Multiplying these units digits together gives 6 × 1 × 4 × 1 = 24. The units digit of 24 is 4. However, since we are looking for the units digit of the square of 1294, we need to take the units digit of 24 squared, which is 6. Therefore, the units digit in the square of 1294 is 6.


28.  The square of 500 will have _________ zeroes.

Explanation:

To find the number of zeroes at the end of the square of 500, we need to determine the number of factors of 10 in the expression 5002.

We can write 500 as 5 × 100, so 5002 can be written as (5 × 100)2, which simplifies to 52 × 1002.

The power of 5 in 52 is 2, and the power of 10 in 1002 is 4, since 100 = 102. So, the overall power of 10 in 52 × 1002 is 4.

Therefore, the square of 500 will have 4 zeroes at the end.


29. There are _________ natural numbers between n2 and (n + 1)2.

Explanation:

There are 2n natural numbers between n2 and (n + 1)2.


30. The square root of 24025 will have _________ digits.

Explanation:

To find the number of digits in the square root of 24025, we need to first calculate the square root of 24025.

√24025 = 155

Therefore, the square root of 24025 is 155.

To find the number of digits in 155, we count the number of digits in the integer part of the number, which is 3. Therefore, the square root of 24025 will have 3 digits.


31. The square of 5.5 is _________.

Explanation:

The square of a number is obtained by multiplying the number by itself. Therefore, to find the square of 5.5, we need to multiply 5.5 by itself:

5.5 x 5.5 = 30.25

Therefore, the square of 5.5 is 30.25.


32. The square root of 5.3 × 5.3 is _________.

Explanation:

We can simplify 5.3 × 5.3 to (5.3)^2, and then take the square root of the result to get the final answer.

So,

√(5.3 × 5.3)

= √(5.3^2)

= 5.3

Therefore, the square root of 5.3 × 5.3 is 5.3.


33. The cube of 100 will have _________ zeroes.

Explanation:

To find the number of zeroes in the cube of 100, we need to determine how many times the number 10 is multiplied by itself in the process.

The cube of 100 is:

1003 = 100 × 100 × 100 = 1,000,000


34.  1m2 = _________ cm2.

Explanation:

To convert square meters to square centimetres, we need to multiply the value in square meters by 10,000. This is because there are 100 centimetres in a meter, and therefore 100^2 = 10,000 square centimetres in a square meter.

So, 1 square meter is equal to:

1 x 10,000 = 10,000 square centimetres

Therefore, 1m2 = 10,000 cm2.


35. 1m3 = _________ cm3.

Explanation:

We know that, 1m = 100cm

Then,

1m2 = 10000 cm2


36. Ones digit in the cube of 38 is _________.

Explanation:

To find the ones digit in the cube of 38, we can take the ones digit of each of the three numbers being multiplied together to get the cube.

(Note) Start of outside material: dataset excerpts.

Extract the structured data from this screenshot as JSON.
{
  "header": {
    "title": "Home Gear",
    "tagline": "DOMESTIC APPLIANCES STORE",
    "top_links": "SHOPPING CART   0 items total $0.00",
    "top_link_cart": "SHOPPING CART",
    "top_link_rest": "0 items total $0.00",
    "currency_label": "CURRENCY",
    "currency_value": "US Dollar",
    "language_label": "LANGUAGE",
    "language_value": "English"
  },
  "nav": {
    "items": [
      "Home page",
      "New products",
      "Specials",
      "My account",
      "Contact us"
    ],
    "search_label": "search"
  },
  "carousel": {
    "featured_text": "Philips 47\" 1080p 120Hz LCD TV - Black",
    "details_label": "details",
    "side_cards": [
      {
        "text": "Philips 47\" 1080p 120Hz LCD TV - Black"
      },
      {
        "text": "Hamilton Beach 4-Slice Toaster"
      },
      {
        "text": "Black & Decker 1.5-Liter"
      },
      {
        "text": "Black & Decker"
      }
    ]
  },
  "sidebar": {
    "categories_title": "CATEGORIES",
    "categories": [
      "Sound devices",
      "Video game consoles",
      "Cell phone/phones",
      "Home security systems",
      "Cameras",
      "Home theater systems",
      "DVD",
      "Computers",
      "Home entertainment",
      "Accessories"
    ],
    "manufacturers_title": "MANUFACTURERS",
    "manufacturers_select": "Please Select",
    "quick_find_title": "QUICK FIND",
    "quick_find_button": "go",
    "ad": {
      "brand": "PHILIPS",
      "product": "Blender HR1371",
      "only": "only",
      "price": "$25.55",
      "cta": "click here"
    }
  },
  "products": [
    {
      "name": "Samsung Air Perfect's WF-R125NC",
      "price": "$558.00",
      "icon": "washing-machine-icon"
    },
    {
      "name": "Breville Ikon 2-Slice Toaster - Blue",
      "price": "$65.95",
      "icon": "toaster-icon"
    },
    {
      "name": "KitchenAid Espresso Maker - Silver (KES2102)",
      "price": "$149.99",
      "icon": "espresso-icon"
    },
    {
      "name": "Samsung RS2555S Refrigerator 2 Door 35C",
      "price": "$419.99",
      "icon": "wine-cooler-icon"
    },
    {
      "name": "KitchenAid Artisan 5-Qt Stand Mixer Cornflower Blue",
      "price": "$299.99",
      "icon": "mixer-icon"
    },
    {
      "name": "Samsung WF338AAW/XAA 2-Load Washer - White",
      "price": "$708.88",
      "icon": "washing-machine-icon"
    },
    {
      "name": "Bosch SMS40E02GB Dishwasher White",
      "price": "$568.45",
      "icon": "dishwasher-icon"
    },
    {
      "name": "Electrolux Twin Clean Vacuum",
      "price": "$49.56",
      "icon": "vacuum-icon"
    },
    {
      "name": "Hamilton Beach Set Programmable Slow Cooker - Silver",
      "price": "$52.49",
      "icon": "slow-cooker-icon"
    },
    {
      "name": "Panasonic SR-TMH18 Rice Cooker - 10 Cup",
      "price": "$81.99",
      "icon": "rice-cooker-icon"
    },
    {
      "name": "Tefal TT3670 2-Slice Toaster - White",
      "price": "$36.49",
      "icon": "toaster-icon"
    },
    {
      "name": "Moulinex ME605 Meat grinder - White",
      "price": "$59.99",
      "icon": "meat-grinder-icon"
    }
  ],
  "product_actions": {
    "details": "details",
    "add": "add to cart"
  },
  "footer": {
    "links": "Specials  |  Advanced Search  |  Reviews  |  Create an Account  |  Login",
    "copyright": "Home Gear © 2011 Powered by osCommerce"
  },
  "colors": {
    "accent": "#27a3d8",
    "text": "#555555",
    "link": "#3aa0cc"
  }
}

The ones digit of 38 is 8.

When we multiply 8 by itself three times, we get:

8 x 8 x 8 = 512

The ones digit of 512 is 2.

Therefore, the ones digit in the cube of 38 is 2.


37. The square of 0.7 is _________.

Explanation:

0.7 x 0.7 = 0.49

Therefore, the square of 0.7 is 0.49.


38. The sum of first six odd natural numbers is _________.

Explanation:

The first six odd natural numbers are: 1, 3, 5, 7, 9, 11

To find the sum of these numbers, we can add them up:

1 + 3 + 5 + 7 + 9 + 11 = 36

Therefore, the sum of the first six odd natural numbers is 36.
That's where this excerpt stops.